Hadn’t he given his word?
It wasn’t horses or cards, this was not covered by his promise. He was speculating on the Stock Exchange, real hard speculation, taking risks on purpose – that was the essence of it, that was the thrill. Buying on margin, staking large sums one has not got on long odds of a stock falling or rising. It had gone well for him several times and he loved, he craved the excitement. Now it was not going well at all. He was in desperate danger.
‘I didn’t know anything about it for a long time. He didn’t tell me what the trouble was two summers ago when we couldn’t get to Sanary. Then some shares turned and did what he had staked them to do and he was saved. Just in time.’
And now, a few weeks ago, he
had
told her. He was in so deep that his friends – whom he had not told – would not or even could not bail him out. He sold the few pictures he had inherited, had a huge
overdraft
at his bank, owed more, much more, to his broker.
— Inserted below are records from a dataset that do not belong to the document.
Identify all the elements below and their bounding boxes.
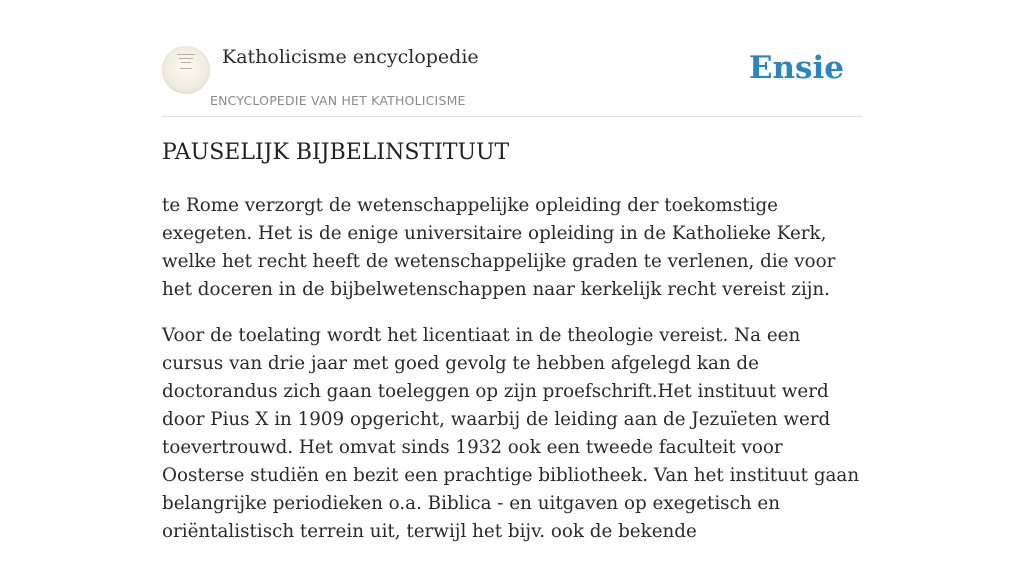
encyclopedia-cover-thumbnail[interactable]: [162, 46, 210, 94]
article-paragraph: Voor de toelating wordt het licentiaat in de theologie vereist. Na een cursus van drie jaar met goed gevolg te hebben afgelegd kan de doctorandus zich gaan toeleggen op zijn proefschrift.Het instituut werd door Pius X in 1909 opgericht, waarbij de leiding aan de Jezuïeten werd toevertrouwd. Het omvat sinds 1932 ook een tweede faculteit voor Oosterse studiën en bezit een prachtige bibliotheek. Van het instituut gaan belangrijke periodieken o.a. Biblica - en uitgaven op exegetisch en oriëntalistisch terrein uit, terwijl het bijv. ook de bekende: [162, 325, 860, 542]
cover-line: [181, 62, 191, 63]
cover-line: [179, 58, 193, 59]
site-title[interactable]: Katholicisme encyclopedie: [222, 46, 479, 68]
article-title: PAUSELIJK BIJBELINSTITUUT: [162, 140, 510, 165]
article-body: [162, 192, 867, 564]
article-paragraph: te Rome verzorgt de wetenschappelijke opleiding der toekomstige exegeten. Het is de enige universitaire opleiding in de Katholieke Kerk, welke het recht heeft de wetenschappelijke graden te verlenen, die voor het doceren in de bijbelwetenschappen naar kerkelijk recht vereist zijn.: [162, 195, 836, 300]
site-header: [162, 40, 862, 117]
site-subtitle: ENCYCLOPEDIE VAN HET KATHOLICISME: [210, 93, 466, 108]
cover-line: [180, 68, 192, 69]
ensie-logo-link[interactable]: Ensie: [748, 50, 844, 86]
cover-line: [177, 54, 195, 55]
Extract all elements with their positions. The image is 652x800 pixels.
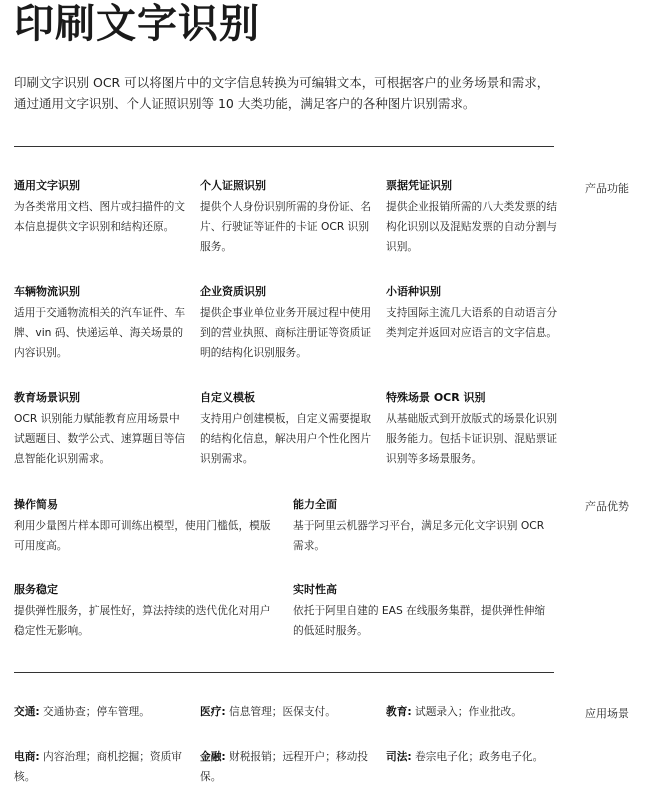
feature-card bbox=[200, 178, 372, 257]
feature-title: 票据凭证识别 bbox=[386, 179, 452, 192]
feature-card bbox=[386, 284, 558, 343]
feature-card bbox=[14, 390, 186, 469]
advantage-title: 服务稳定 bbox=[14, 583, 58, 596]
feature-desc: 从基础版式到开放版式的场景化识别服务能力。包括卡证识别、混贴票证识别等多场景服务。 bbox=[386, 412, 558, 465]
scenario-item bbox=[386, 702, 558, 722]
scenario-text: 卷宗电子化；政务电子化。 bbox=[411, 750, 544, 763]
feature-card bbox=[386, 390, 558, 469]
scenario-item bbox=[14, 702, 186, 722]
advantage-desc: 依托于阿里自建的 EAS 在线服务集群，提供弹性伸缩的低延时服务。 bbox=[293, 604, 546, 637]
feature-card bbox=[200, 390, 372, 469]
scenario-text: 交通协查；停车管理。 bbox=[39, 705, 150, 718]
feature-title: 通用文字识别 bbox=[14, 179, 80, 192]
intro-paragraph: 印刷文字识别 OCR 可以将图片中的文字信息转换为可编辑文本，可根据客户的业务场景和需求，通过通用文字识别、个人证照识别等 10 大类功能，满足客户的各种图片识别需求。 bbox=[14, 75, 550, 111]
feature-desc: 提供企业报销所需的八大类发票的结构化识别以及混贴发票的自动分割与识别。 bbox=[386, 200, 558, 253]
scenario-item bbox=[14, 747, 186, 787]
advantage-title: 能力全面 bbox=[293, 498, 337, 511]
feature-desc: 支持国际主流几大语系的自动语言分类判定并返回对应语言的文字信息。 bbox=[386, 306, 558, 339]
advantage-title: 操作简易 bbox=[14, 498, 58, 511]
advantage-card bbox=[293, 582, 555, 641]
feature-desc: 支持用户创建模板，自定义需要提取的结构化信息，解决用户个性化图片识别需求。 bbox=[200, 412, 372, 465]
advantage-card bbox=[14, 497, 276, 556]
page-title: 印刷文字识别 bbox=[14, 1, 260, 47]
feature-title: 特殊场景 OCR 识别 bbox=[386, 391, 486, 404]
feature-title: 企业资质识别 bbox=[200, 285, 266, 298]
feature-title: 自定义模板 bbox=[200, 391, 255, 404]
divider-top bbox=[14, 146, 554, 147]
feature-desc: 为各类常用文档、图片或扫描件的文本信息提供文字识别和结构还原。 bbox=[14, 200, 186, 233]
scenario-label: 金融: bbox=[200, 750, 226, 763]
scenario-text: 内容治理；商机挖掘；资质审核。 bbox=[14, 750, 182, 783]
feature-card bbox=[200, 284, 372, 363]
advantage-title: 实时性高 bbox=[293, 583, 337, 596]
feature-title: 教育场景识别 bbox=[14, 391, 80, 404]
feature-desc: 提供个人身份识别所需的身份证、名片、行驶证等证件的卡证 OCR 识别服务。 bbox=[200, 200, 372, 253]
feature-desc: OCR 识别能力赋能教育应用场景中试题题目、数学公式、速算题目等信息智能化识别需求。 bbox=[14, 412, 186, 465]
feature-card bbox=[14, 178, 186, 237]
divider-bottom bbox=[14, 672, 554, 673]
advantage-card bbox=[293, 497, 555, 556]
scenario-label: 教育: bbox=[386, 705, 412, 718]
advantage-desc: 利用少量图片样本即可训练出模型，使用门槛低，模版可用度高。 bbox=[14, 519, 271, 552]
section-label-scenarios: 应用场景 bbox=[585, 707, 629, 720]
scenario-text: 试题录入；作业批改。 bbox=[411, 705, 522, 718]
scenario-text: 财税报销；远程开户；移动投保。 bbox=[200, 750, 368, 783]
feature-title: 车辆物流识别 bbox=[14, 285, 80, 298]
scenario-item bbox=[200, 702, 372, 722]
scenario-label: 医疗: bbox=[200, 705, 226, 718]
scenario-label: 司法: bbox=[386, 750, 412, 763]
section-label-features: 产品功能 bbox=[585, 182, 629, 195]
feature-title: 小语种识别 bbox=[386, 285, 441, 298]
feature-card bbox=[14, 284, 186, 363]
advantage-desc: 基于阿里云机器学习平台，满足多元化文字识别 OCR 需求。 bbox=[293, 519, 545, 552]
advantage-desc: 提供弹性服务，扩展性好，算法持续的迭代优化对用户稳定性无影响。 bbox=[14, 604, 271, 637]
feature-card bbox=[386, 178, 558, 257]
scenario-label: 交通: bbox=[14, 705, 40, 718]
advantage-card bbox=[14, 582, 276, 641]
scenario-item bbox=[200, 747, 372, 787]
scenario-label: 电商: bbox=[14, 750, 40, 763]
scenario-text: 信息管理；医保支付。 bbox=[225, 705, 336, 718]
feature-desc: 适用于交通物流相关的汽车证件、车牌、vin 码、快递运单、海关场景的内容识别。 bbox=[14, 306, 186, 359]
scenario-item bbox=[386, 747, 558, 767]
feature-title: 个人证照识别 bbox=[200, 179, 266, 192]
feature-desc: 提供企事业单位业务开展过程中使用到的营业执照、商标注册证等资质证明的结构化识别服务。 bbox=[200, 306, 372, 359]
section-label-advantages: 产品优势 bbox=[585, 500, 629, 513]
Nothing very short of a miracle could save him.
‘
Is
there a chance of a miracle?’
‘He says there is.’
‘And if not …?’
‘He will have to go bankrupt,’ Rosie said. ‘Resign from the Bench. And
that
is his life. The gambling is a kind of fantasy, perhaps because all the rest came to him so easy.’
It sank in – the uproar, the scandal. Poor man! But then I saw that he was not a man of whom one should say ‘poor man’.
We sat silent for a while, in stony despair. Life is not tolerable, I thought; it is not what one feels when one sits in the shade, wine in one’s glass, friends by one’s side, looking at leaves and a sun-drenched column.
Presently, when I heard her key in the door, I asked, ‘Does Toni know about this?’
‘She does not. Nobody knows. It will come soon enough. Don’t look so worried. It will be a bad time. Jack will rise above it. He says we’ll live abroad. Perhaps we’ll go to Australia or somewhere.’